|·Guest Column by Michael Quinn Sullivan
The attitude of city, school, and county officials towards taxpayers was summed up in the title of a presentation last summer at the conference of the Texas Municipal League: “Shaking The Money Tree.” They want unfettered access to your wallet, and they will use your own money to block legislation empowering taxpayers.
· To be clear, that presentation was made by TML’s legislative counsel, Bill Longley. And don’t forget, TML is funded almost entirely with your money. Cities join TML with your money, and city officials – elected and unelected alike – attend TML conferences with your money.
· Only one city councilman had the courage to speak out publicly about the closed-door, confidential briefing.
· “While taxpayers across the state are being forced out of their homes by rising property taxes, Texas Municipal League, the leading advocate for taxpayer-funded lobbying and opponent of property tax reform, sees them as little more than a never-ending source of revenue to be shaken down even further.” – Corsicana City Councilman Chris Woolsey
· If your city is a member of the Texas Municipal League – and almost every city is – then you are involuntarily funding your own political opposition in the Texas Legislature.
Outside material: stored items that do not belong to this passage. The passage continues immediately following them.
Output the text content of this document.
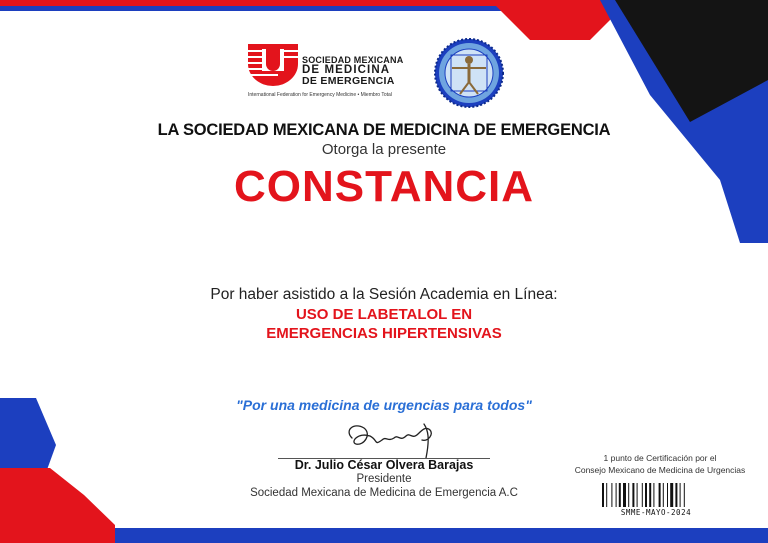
SOCIEDAD MEXICANA
DE MEDICINA
DE EMERGENCIA
International Federation for Emergency Medicine • Miembro Total
LA SOCIEDAD MEXICANA DE MEDICINA DE EMERGENCIA
Otorga la presente
CONSTANCIA
Por haber asistido a la Sesión Academia en Línea:
USO DE LABETALOL EN
EMERGENCIAS HIPERTENSIVAS
"Por una medicina de urgencias para todos"
Dr. Julio César Olvera Barajas
Presidente
Sociedad Mexicana de Medicina de Emergencia A.C
1 punto de Certificación por el
Consejo Mexicano de Medicina de Urgencias
SMME-MAYO-2024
· This is why the failure of the Texas House to pass an outright ban on taxpayer-funded lobbying was a betrayal of taxpayers. The ban passed the Texas Senate, but it was gutted and killed in the House. Brandon Waltens’ wrote an “autopsy report” on the ignoble death of the ban.
· Senate Bill 29 by Sen. Bob Hall (R-Edgewood) would have banned the practice across the board, prohibiting counties, cities, school districts, and other local entities from spending taxpayer dollars for the purpose of lobbying the state legislature.
· SB29 passed out of the Senate on April 17, but was stalled in the House for more than a month as opponents like State Rep. Drew Springer (R-Muenster) watered it down. The House leadership, under the direction of then Speaker Dennis Bonnen (R-Lake Jackson), allowed opponents to further weaken the measure on the floor by exempting school district bureaucracies from the lobbying ban.
· The House ended up voting to kill SB29, with 85 House members – Democrats and Republicans – opposing this important taxpayer protection.
· Texas taxpayers shouldn’t be compelled to fund their own opposition. If Republicans maintain control of the Texas House, they should make passage of a ban on taxpayer-funded lobbying at the top of their to-do list.
· That was the message sent by Texas Republicans last week. According to 1.86 million GOP primary voters, Texas lawmakers should ban taxpayer-funded lobbying.
· Not everyone got the message.
· GOP primary runoff elections feature two candidates who want to keep gouging the taxpayers. One is incumbent State Rep. Dan Flynn (R-Van), who voted against the ban in 2019 and will continue to be against taxpayers on that and many issues. Flynn is being challenged by conservative reformer Bryan Slaton.
· The other is Glenn Rogers who said “I am against the ban on taxpayer-funded lobbying.” When the House District 60 audience to which he was speaking can be heard audibly gasping, Rogers added, “You heard that right… I’m very much a Republican, but I also have a brain.”
· A brain? Probably. But a champion for taxpayers? Not according to 94 percent of Republican primary voters. Rogers faces conservative champion Jon Francis in the open-seat race.